In manufacturing, gemba means going to the factory floor — the place where the work actually happens. For engineering teams, the factory floor is the codebase. In an AI-assisted workflow, it also includes prompts, shared configuration files, and the outputs those systems produce.

Leadership in that environment isn’t about approving tools. It’s about staying close enough to the work to understand how those tools behave in practice. 

When you sit with engineers and review diffs together, you start to see judgment in action:

  • Where something was simplified
  • Where a piece of logic disappeared entirely
  • Where an abstraction was rewritten to better fit the system
  • Where the generated code was accepted as-is

Metrics don’t show that level of detail. You only see it when you look directly at the work.

What diffs reveal about AI-generated code

AI coding tools are undeniably useful. They accelerate iteration and remove a lot of mechanical work from the development process. But once you spend time reviewing the diffs, certain patterns become obvious.

AI often over-engineers. It introduces abstractions that aren’t necessary for the specific system, or repeats logic across layers where a human engineer would consolidate it. Sometimes the generated code technically works and even passes tests, but it still isn’t production-ready.

None of this is surprising. The model optimizes for general solutions while engineers optimize for context. The tension between those two perspectives is where a lot of engineering knowledge lives.

Why the diff matters more than the prompt

The first output is not the artifact. The meaningful artifact is the difference between the AI output and the final engineer-reviewed version. That difference contains architectural judgment, performance tradeoffs, conventions learned through production experience, and the discipline that keeps systems reliable.

If you don’t study that gap, you miss the signal.

And if the reasoning behind those changes never gets captured, the organization doesn’t really improve. The code improves, but the system that generates the code does not.
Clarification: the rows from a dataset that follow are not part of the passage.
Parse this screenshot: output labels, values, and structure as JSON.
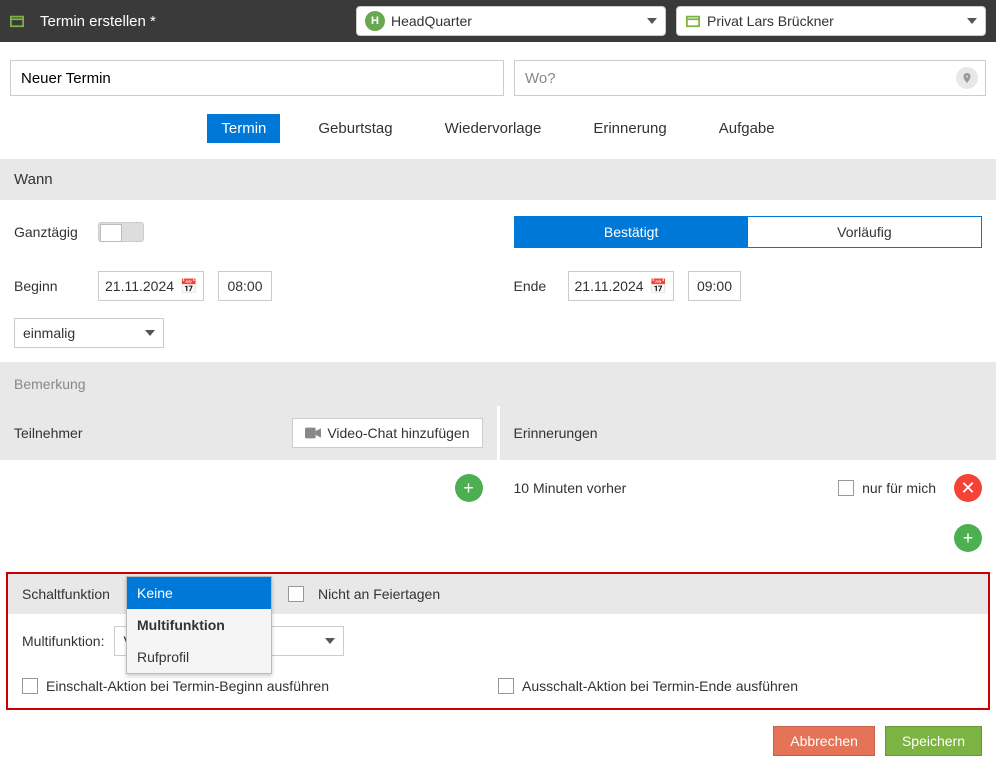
{
  "header": {
    "title": "Termin erstellen *",
    "org": "HeadQuarter",
    "org_badge": "H",
    "calendar": "Privat Lars Brückner"
  },
  "title_row": {
    "title_value": "Neuer Termin",
    "location_placeholder": "Wo?"
  },
  "type_tabs": [
    "Termin",
    "Geburtstag",
    "Wiedervorlage",
    "Erinnerung",
    "Aufgabe"
  ],
  "sections": {
    "wann": "Wann",
    "teilnehmer": "Teilnehmer",
    "erinnerungen": "Erinnerungen",
    "schaltfunktion": "Schaltfunktion"
  },
  "wann": {
    "allday_label": "Ganztägig",
    "status_confirmed": "Bestätigt",
    "status_tentative": "Vorläufig",
    "begin_label": "Beginn",
    "end_label": "Ende",
    "begin_date": "21.11.2024",
    "begin_time": "08:00",
    "end_date": "21.11.2024",
    "end_time": "09:00",
    "recurrence": "einmalig",
    "remark_placeholder": "Bemerkung"
  },
  "teilnehmer": {
    "video_btn": "Video-Chat hinzufügen"
  },
  "erinnerungen": {
    "item": "10 Minuten vorher",
    "only_me": "nur für mich"
  },
  "schalt": {
    "not_on_holidays": "Nicht an Feiertagen",
    "multifunktion_label": "Multifunktion:",
    "multifunktion_value_prefix": "V",
    "on_action": "Einschalt-Aktion bei Termin-Beginn ausführen",
    "off_action": "Ausschalt-Aktion bei Termin-Ende ausführen",
    "options": {
      "none": "Keine",
      "multi": "Multifunktion",
      "profile": "Rufprofil"
    }
  },
  "footer": {
    "cancel": "Abbrechen",
    "save": "Speichern"
  }
}
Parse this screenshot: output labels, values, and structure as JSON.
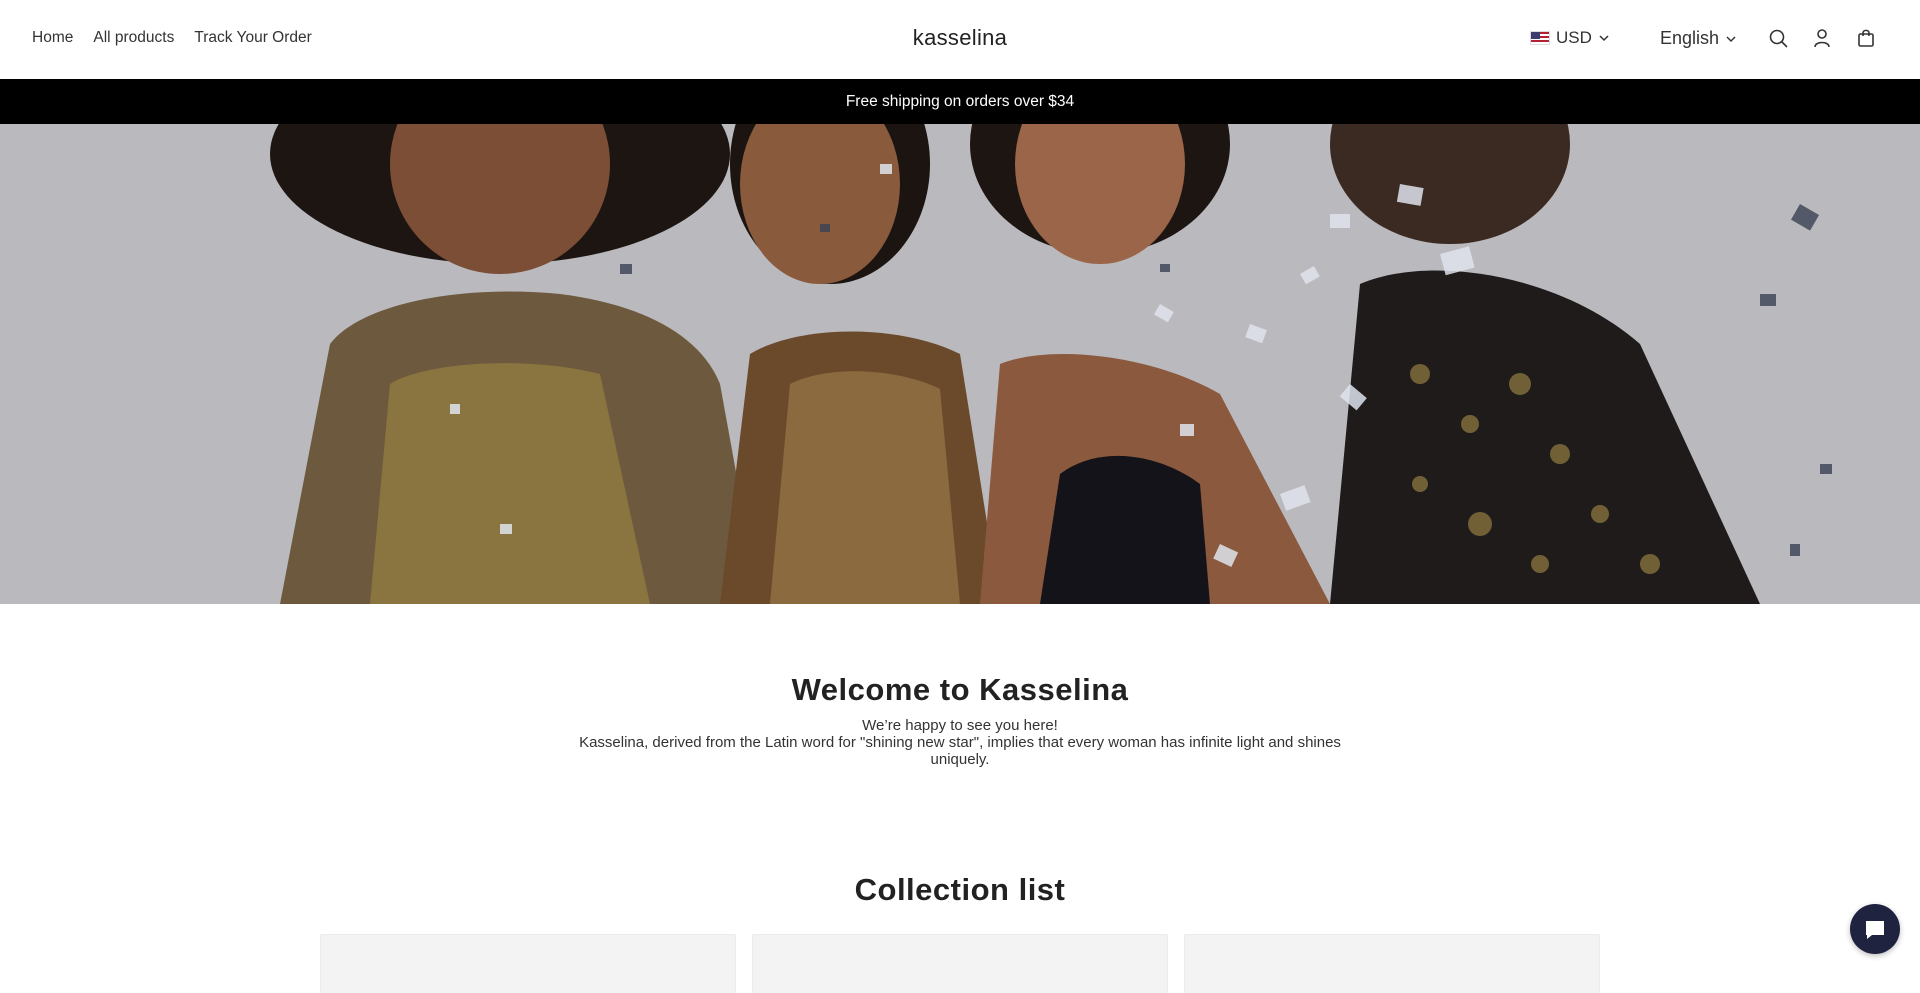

Engineers still own the feedback loop

AI does not own the feedback loop; engineers do. AI cannot evaluate or correct itself. It has no judgment and no accountability. When AI generates code that needs changes, the engineer is the one who cares about the consequences.

But the real feedback is not just fixing the code. It is asking why the AI generated it that way and then updating the system that shapes the output. That might mean refining shared prompt frameworks, updating configuration files, strengthening architectural guidance, or codifying standards that repeatedly appear in diffs.

In other words, humans don’t just fix the code. They improve the system that generates it.

Over time, when recurring patterns from diffs are fed back into prompts, configurations, and engineering standards, the tools become more useful, but they remain tools inside a human-owned system.

AI adoption is an engineering practice, not a tooling decision

Many organizations treat AI adoption as a tooling decision: Which model? Which vendor? Which license?

Those questions matter, but maturity does not come from procurement. It comes from leadership involvement in real workflows: observing friction directly, turning repeated corrections into standards, and improving the engineering system continuously.

AI improves when your engineering system improves, and that requires discipline.

The discipline behind the productivity

AI is powerful. It speeds up iteration and lets engineers try things that would have taken much longer before, but it doesn’t automatically improve how an organization builds software.

Improvement still happens how it always has: through review, through diffs, through the accumulation of small engineering decisions that shape production systems over time.

That mindset shapes how we adopt AI at Scality — the same way we build resilient, high-performance software: through observation, iteration, and disciplined engineering practice, not hype.